「うわぁ…」
山にハイキングに行こう!
そう誘ったのは俺だった。
観光名所としても名高いこの山は、頂上から見下ろす街がとてもキレイに見える場所だった。
そのはずなのに…。
「…」
イエローが一歩踏み出せば、かさりとビニールを踏む音がする。
「ピッカァ」
ピカが歩けば、落ちていた缶を軽く転がした。
「…ゴミだらけですね」
現状を、イエローが言葉で説明してしまう。
そう、頂上の展望台風になっているこの場所は、ゴミの宝庫になっていた。
べこりとへこんだ缶に、お弁当の空箱。
ポテトチップスの袋や、少し膨張したペットボトル。
どれもこれも、この風景には似合わないものばかりで…。
「…ここ、ゴミ箱ないからなぁ」
『ゴミはお持ち帰りください』なんて立て看板は、スプレーの落書きに、もうよく見えなくなっている。
「よしっ」
イエローは小さく気合を入れて、下に散らばっていたビニール袋を拾い上げると、周りのゴミを拾い始めた。
「え、い、イエロー!?」
俺はその行動に一瞬驚くが、彼女は周りが見つめる視線を気にもせず、ただ黙々とゴミを拾っていく。
あぁもうほんと、俺の想像を裏切ってはくれないな…。
俺はピカと顔を見合わせて、くすりと笑みを浮かべた。
「ふぅ。
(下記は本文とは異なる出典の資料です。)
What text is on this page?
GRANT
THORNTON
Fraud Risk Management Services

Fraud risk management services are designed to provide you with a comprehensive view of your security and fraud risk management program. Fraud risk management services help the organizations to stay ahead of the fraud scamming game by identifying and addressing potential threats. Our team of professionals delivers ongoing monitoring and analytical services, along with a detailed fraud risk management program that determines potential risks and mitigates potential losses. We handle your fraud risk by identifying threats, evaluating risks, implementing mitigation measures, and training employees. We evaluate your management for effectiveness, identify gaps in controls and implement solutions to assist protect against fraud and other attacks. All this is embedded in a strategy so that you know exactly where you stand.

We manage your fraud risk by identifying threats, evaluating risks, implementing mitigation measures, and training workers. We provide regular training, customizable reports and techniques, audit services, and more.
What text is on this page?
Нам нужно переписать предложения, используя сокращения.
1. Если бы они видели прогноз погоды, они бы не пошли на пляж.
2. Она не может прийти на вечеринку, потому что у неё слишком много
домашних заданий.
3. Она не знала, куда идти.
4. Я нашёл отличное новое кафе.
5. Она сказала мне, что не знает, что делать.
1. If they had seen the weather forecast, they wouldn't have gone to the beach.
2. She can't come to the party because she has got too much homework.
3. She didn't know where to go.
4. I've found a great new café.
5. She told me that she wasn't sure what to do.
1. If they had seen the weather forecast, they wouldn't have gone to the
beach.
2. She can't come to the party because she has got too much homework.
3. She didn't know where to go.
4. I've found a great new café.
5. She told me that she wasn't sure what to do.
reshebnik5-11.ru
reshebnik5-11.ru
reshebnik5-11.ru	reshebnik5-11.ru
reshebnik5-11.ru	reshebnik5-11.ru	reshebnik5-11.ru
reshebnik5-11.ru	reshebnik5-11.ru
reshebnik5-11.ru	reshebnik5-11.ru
だいぶキレイになった…ってレッドさん!?」
一緒になって拾い出していた俺を、イエローが気づいて俺に駆け寄る。
「そっちは終わったか?」
俺は、もう何袋目になるか分からない袋を、どさりと地面に置いた。
「す、すいません!?手伝ってもらうつもりじゃ、っていうか、折角ハイキングに誘ってくださったのに、こんな、いきなりゴミ拾いなんて…。ほんと、ほんとすいませんっ!」
彼女の顔が、赤から青に変わっていく。
慌てて彼女は、頭を下げた。
この頂上から見える景色はもう夕焼けだ。
今日はこの山に、このキレイな景色を見にハイキングに来たはずだったのに…。
「たまにはこういうのもいいんでない?」
「え…」
彼女がぱっと顔を上げる。
「…この景色を見せたくて連れてきたんだ。キレイな場所で見れることに、こしたことはないさ」
俺は、優しく笑みを浮かべた。
「……ありがとう…ございます」
キレイな夕日に染められて、彼女の笑顔が、まぶしく見えた。